Additionally, Miller says that under the new system there are no guarantees of assistance regardless of budget, as there were in former entitlement programs. With welfare responsibility devolved to the state, even a limited recession in local economies will mean no increase in FAIM support and even more pressure on community organizations.

An increasing dependency?
Food banks are not the only sources of help for the poor envisioned by the architects of welfare reform, Miller says. The charitable-choice clause contained in the federal welfare reform act specifically encourages state and local governments “to enter into contracts with churches and religious associations for the purpose of providing welfare services to the poor.”

To find out what churches in Montana know about this clause and what they might think about stepping into a welfare role, Miller surveyed the members of the Montana Association of Churches and received replies from 168 congregations. Only about 10 percent had heard of the charitable-choice clause, he says. Eighty percent did not feel they had the experience or infrastructure to get into the social service business. On the other hand, 75 percent said that getting involved in welfare work could increase the sense of community in their location, and about 70 percent said that a faith-based approach to welfare could be an opportunity for evangelism.

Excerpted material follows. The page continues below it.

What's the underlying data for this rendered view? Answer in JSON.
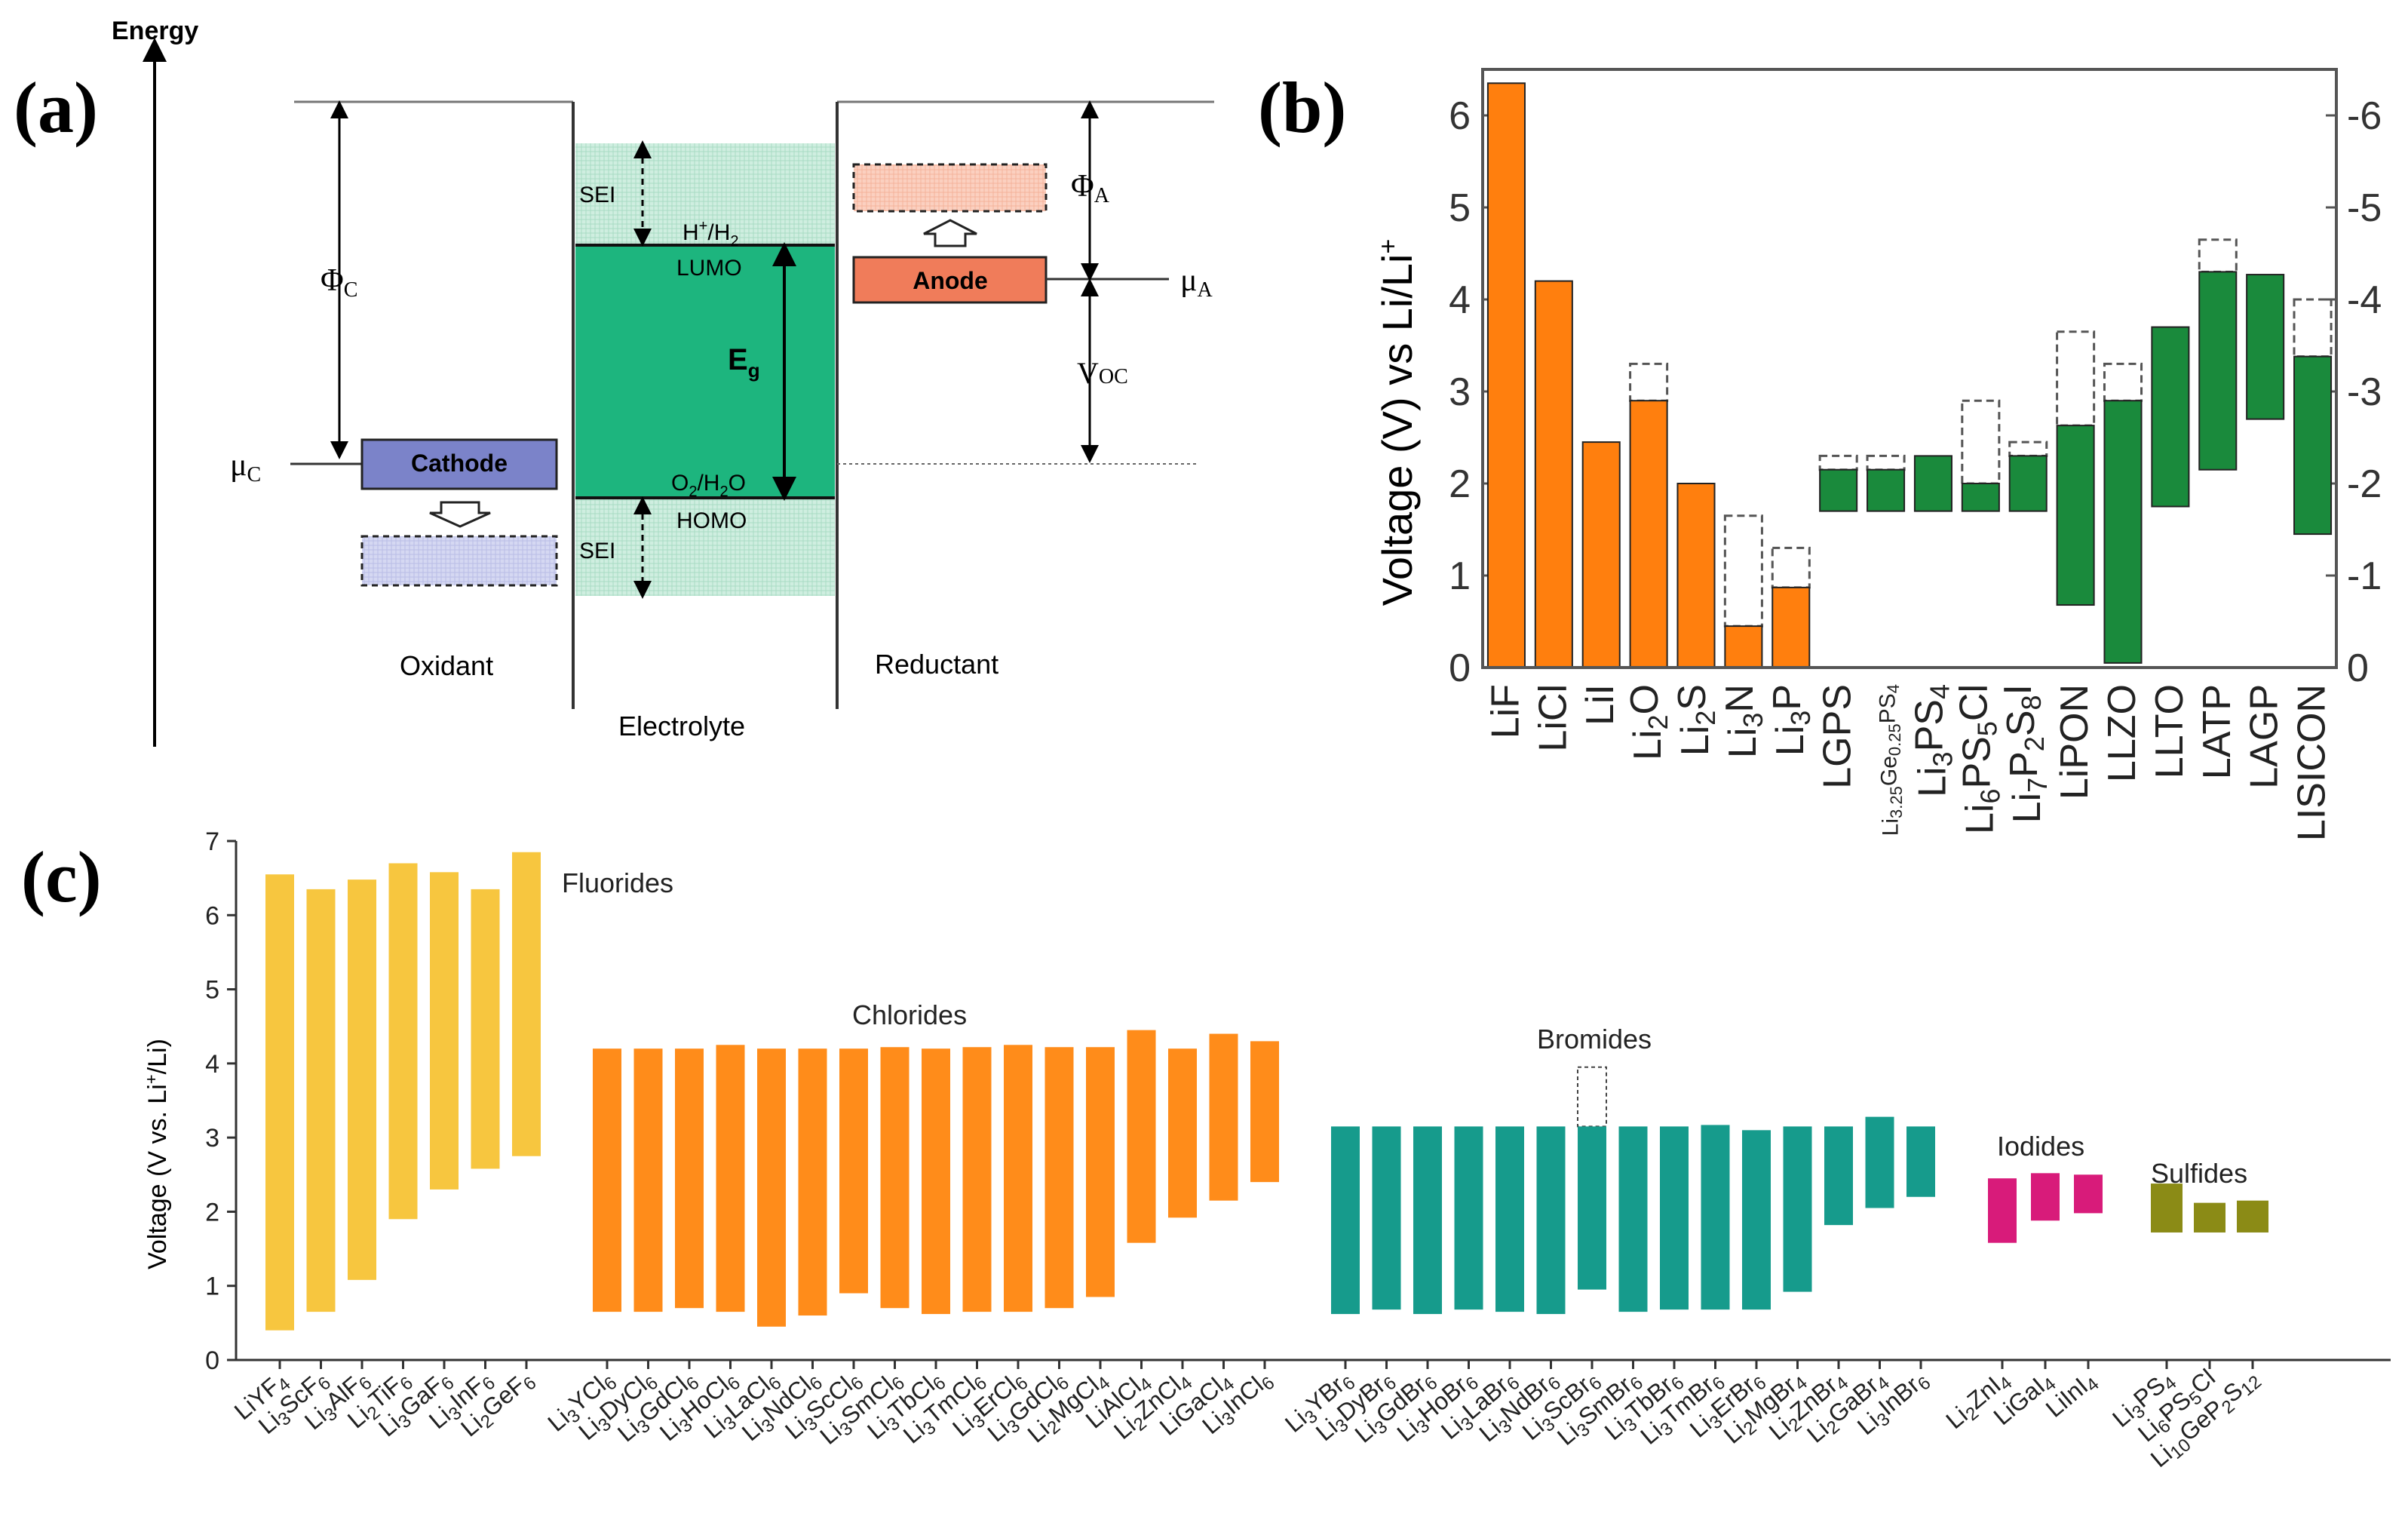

Other questions revealed a high degree of ambivalence on such issues as whether playing a welfare role would cause a schism in the congregation, or even whether churches — rather than governments — should be responsible for the material welfare of the poor.

For Miller, the bottom line is that while Montana once had the least-dependent population, he sees signs that welfare reform actually is producing more needy people.

“The number-one problem (regarding poverty in our society) is low wages, not public dependency,” he says. “The poor are getting hit now with language and responsibilities they cannot handle given the barriers and challenges in their lives, the existing wage structure and the overall lack of need for their labor power in this economy. To treat them with disdain and chastise them for not doing better, which is the message of welfare reform, is not fair.”

Miller’s welfare-reform research has been supported in part by a grant from The University of Montana and the Northwest Area Foundation to Women’s Opportunity and Resource Development (WORD), a nonprofit agency in Missoula that offers an array of services and training to low-income families and individuals.

He presented some of his most recent findings at a statewide conference on “The Winds of Change: Navigating Welfare Reform” in October. The conference, held in Helena, was sponsored by the Montana Food Bank Network. Miller hopes these studies will be seen as warning signals and a catalyst for further public debate. He doesn’t expect much response from government, however.

“Too much has been invested in the reform movement to stop it now,” he says.